Some of those closed had large, formal firing ranges with built-up berms, others had informal areas used for practice and sighting in weapons.
In many cases, those killed or injured around the bases are collecting scrap metal, grazing livestock or collecting firewood, Rashid said.
“As soon as a base is abandoned, it’s well known that people will rush towards it to find scrap metal to sell,” he said.
The ongoing U.N.-led effort to remove mines – which still has 10 years of work left – also could take on the base cleanup, but it doesn’t have the hundreds of millions of dollars in funding such a cleanup likely would require, Hartley said.
The U.N. did clean two locations where the problems were so severe that they were deemed emergencies, she said.
At a former base north of Kabul near Bagram Air Field, eight civilians were hurt in an explosion on a firing range in January. A U.N.-funded clearance team pulled more than 400 pieces of ordnance off that site, Rashid said.
Another U.N.-funded team is in the middle of cleaning up what it believes to be the firing range for the recently closed New Zealand Provincial Reconstruction Team on the edge of the town of Bamiyan in central Afghanistan, the U.N. mine office said. So far, the U.N. team, which is still working at the site, has found more than 500 pieces of ordnance.
The New Zealand military said it cleaned up its range but declined to give the range’s coordinates, Hartley said. Local officials in Bamiyan said the site in question was indeed the New Zealand range, Rashid said.
The unexploded munitions found include 40mm high-explosive grenades, hand grenades, mortar rounds and other shells that are clearly of NATO origin, he said.
Other items are of Soviet or Chinese origin and may date to the earlier conflicts in Afghanistan.
In meetings, ISAF officials have failed to give the locations of firing ranges on the closed bases, what methods they used to clean them up or where fighting took place that inevitably would have left other unexploded ordnance behind, Marshall said.
If the U.N. mine office knew the pertinent locations, it could not only do surveys of the ordnance, but also educate locals on the dangers, she said.
Marshall said that ISAF has done little more than dodge blame and offer excuses when confronted with the U.N. findings. International coalition officials insist they’ve cleaned up the abandoned bases properly, but they offer no proof and blame deaths and injuries on leftovers from earlier wars, she said. Marshall also said ISAF officials dispute the U.N. casualty data and argue about the location of some the incidents, saying the U.N. couldn’t prove they were on ranges or in proximity to bases.
She said one American colonel even suggested that Afghan children had moved non-NATO ordnance onto a NATO firing range, where it then detonated. U.S. officials did not address her charge.

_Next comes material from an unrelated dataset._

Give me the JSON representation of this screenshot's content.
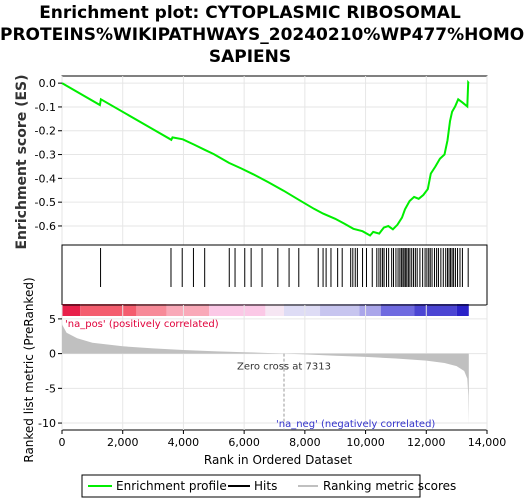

ISAF officials said that since many bases are turned over to Afghan security forces that need firing ranges, it makes no sense to clean them up, Hartley said.
That’s logical, she said, but ISAF also has used that explanation for a failure to dispose of unexploded ordnance at bases that were simply demolished and turned into, say, farmland.
“The biggest question I have, is where are ISAF’s (cleanup) reports?” Hartley said. “Instead of discrediting my data, prove to me that you’ve done the clearance and due diligence. I can give you statistics for every minefield that has been cleared this year, so why can’t ISAF say how many square meters of firing range it has cleared, how many items it found, and what its process was for signing off on the work?”